The vm-cri flavor defaults to 8 GiB RAM (vs 4 GiB for base). Container images and layers are stored on the host at $CLAUDE_HOME/cri-storage/ via a dedicated virtiofs share at /var/lib/containers, so they persist across VM restarts and don't consume the VM's RAM-backed root filesystem.

Available runtimes

Value	Runtime	Socket
containerd	containerd + runc	/run/containerd/containerd.sock
crun	containerd + crun	/run/containerd-crun/containerd.sock
crio	CRI-O (runc default, crun available)	/run/crio/crio.sock
docker	Docker daemon (includes Compose)	/var/run/docker.sock

CRI clients

All clients are pre-installed. Daemon sockets are group-readable by the claude user, so no sudo is needed:

# Docker
docker run --rm hello-world
docker compose up -d

# Podman (via podman.sock)
podman run --rm hello-world

# crictl — defaults to first activated CRI runtime's socket
crictl info
crictl images
crictl ps

# ctr — low-level containerd CLI (debugging/testing)
ctr images ls
ctr containers ls

# kubectl — for CRI inspection (no kubelet/cluster required)
kubectl get --raw /api 2>/dev/null || echo "no API server — use crictl for CRI access"
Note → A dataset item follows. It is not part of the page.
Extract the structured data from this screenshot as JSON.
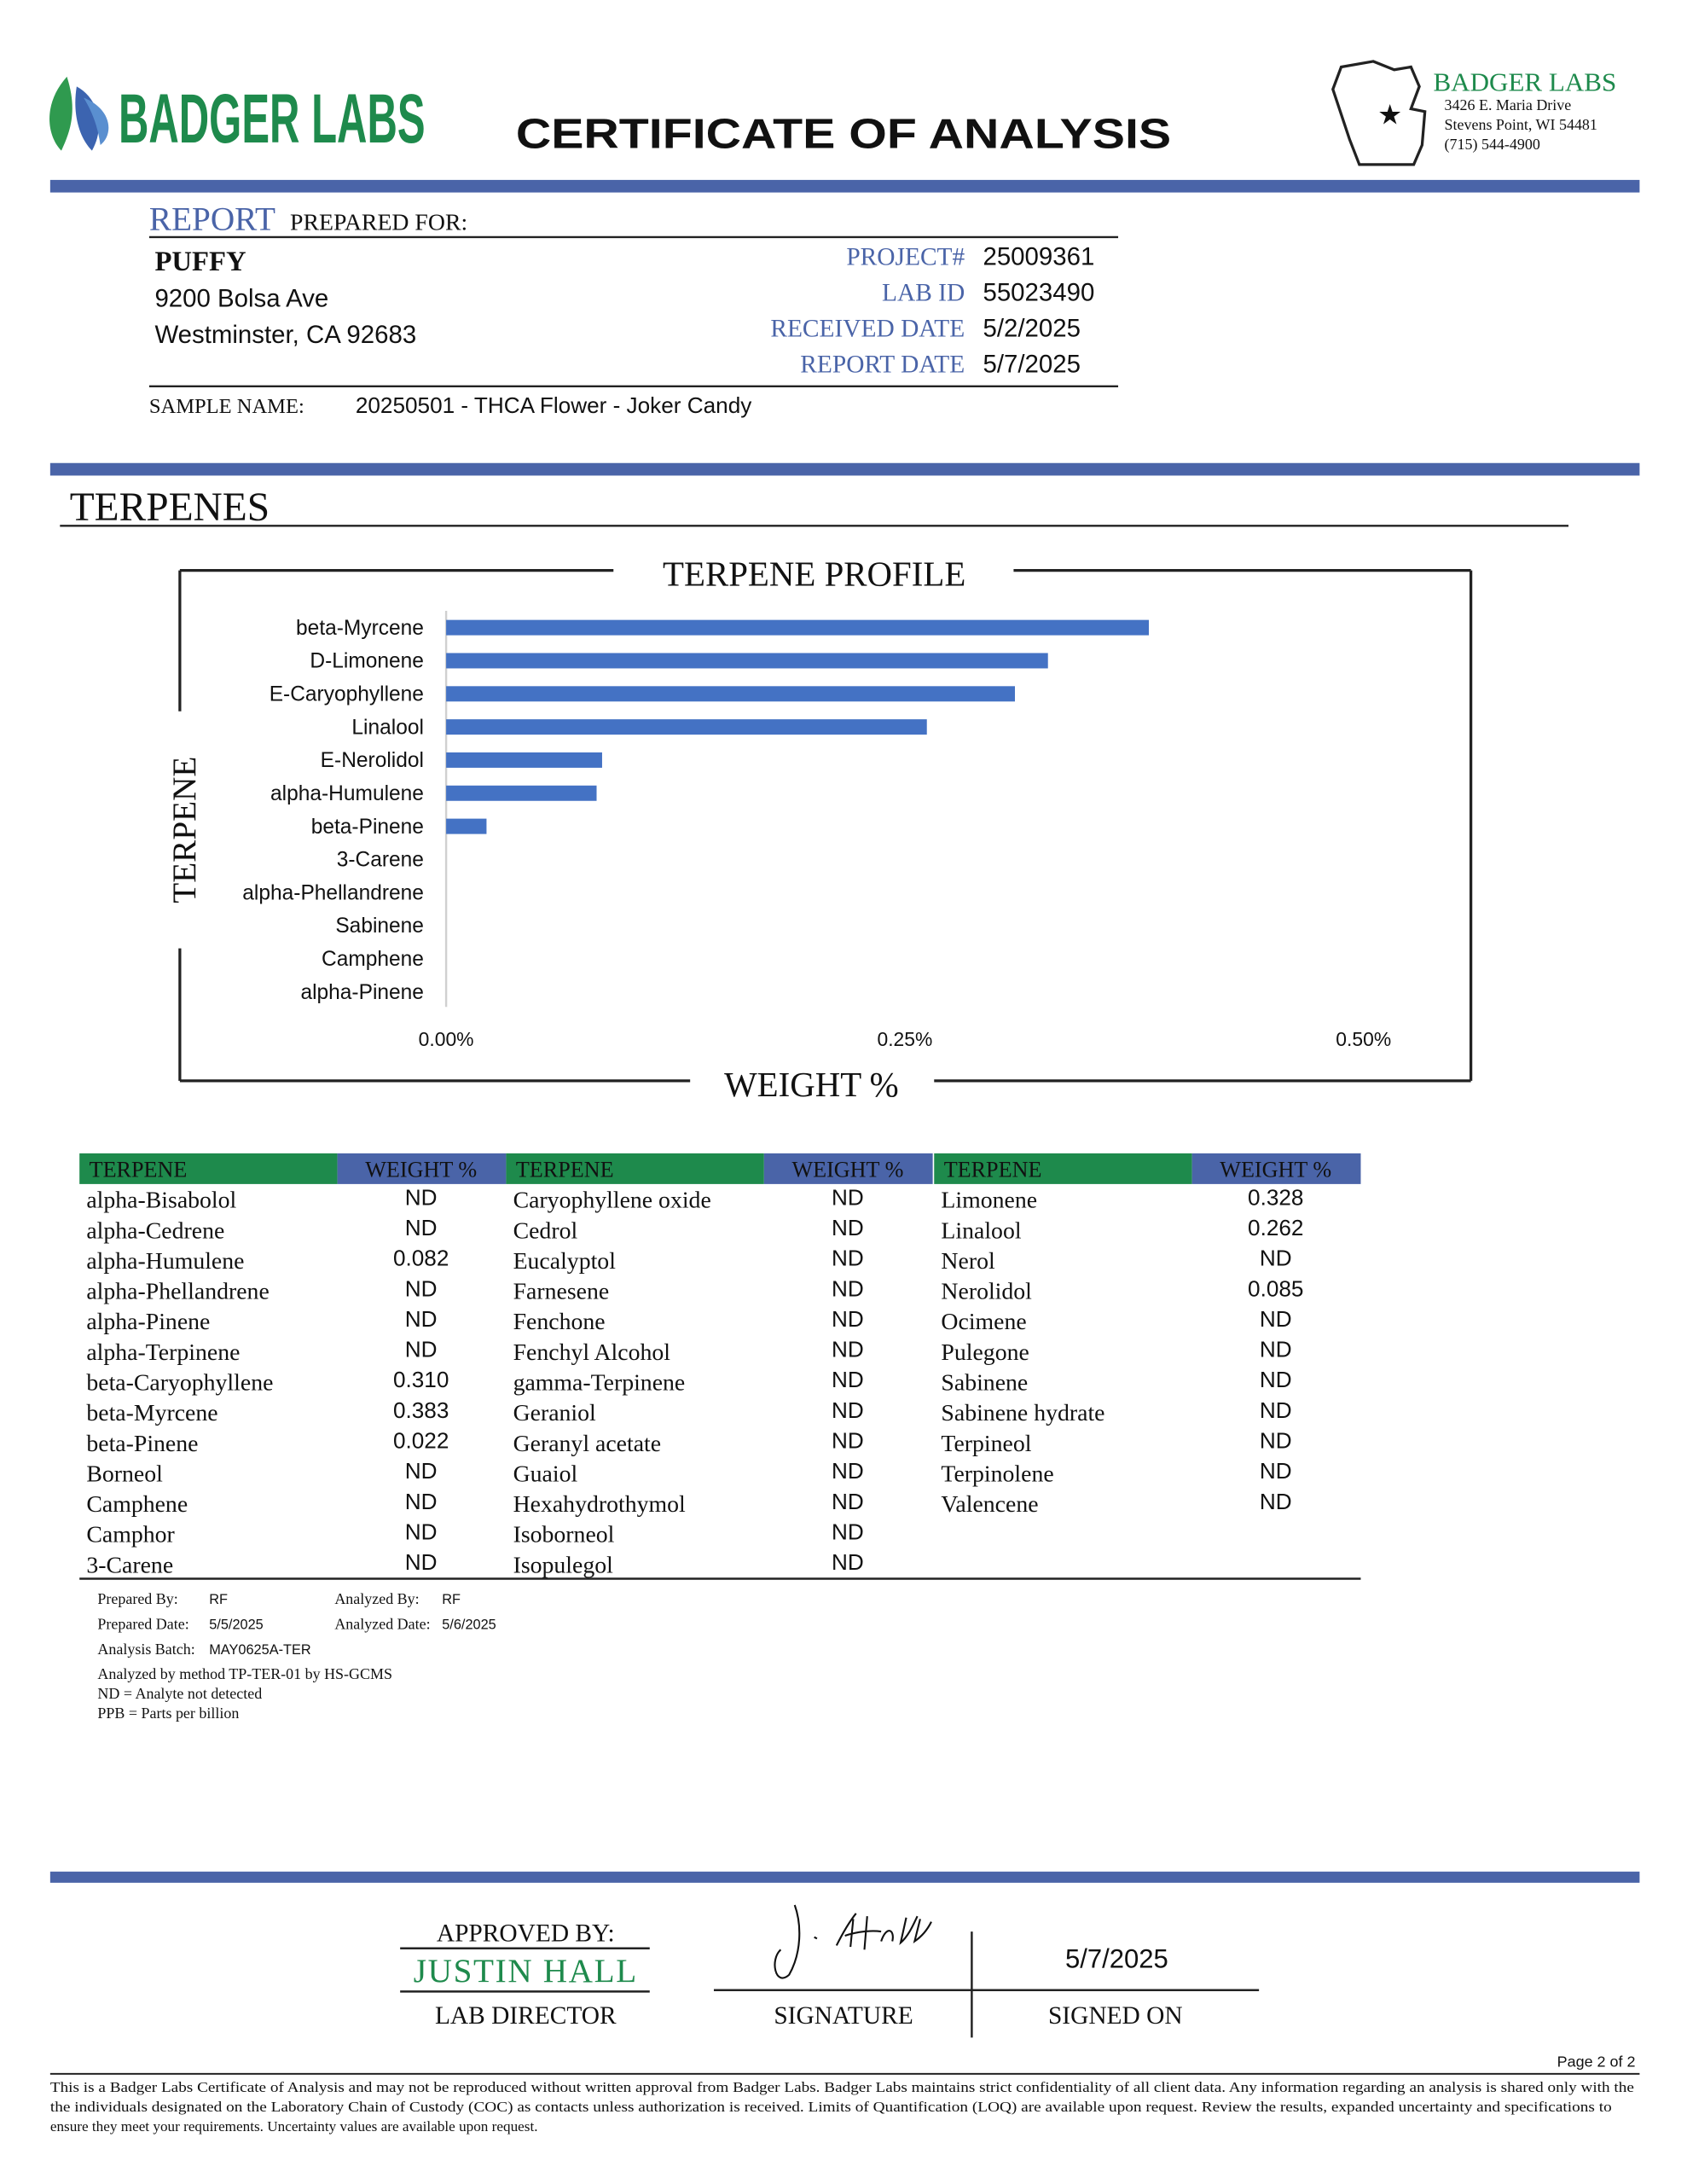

Note: nerdctl is installed but does not work as a non-root user. It unconditionally enters a rootless-containerd code path when UID != 0 and fails before it ever reads the socket address. Use docker, crictl, or ctr instead.

CNI networking

A default bridge network (cni0, 10.88.0.0/16) is configured automatically with masquerading, port mapping, and firewall support.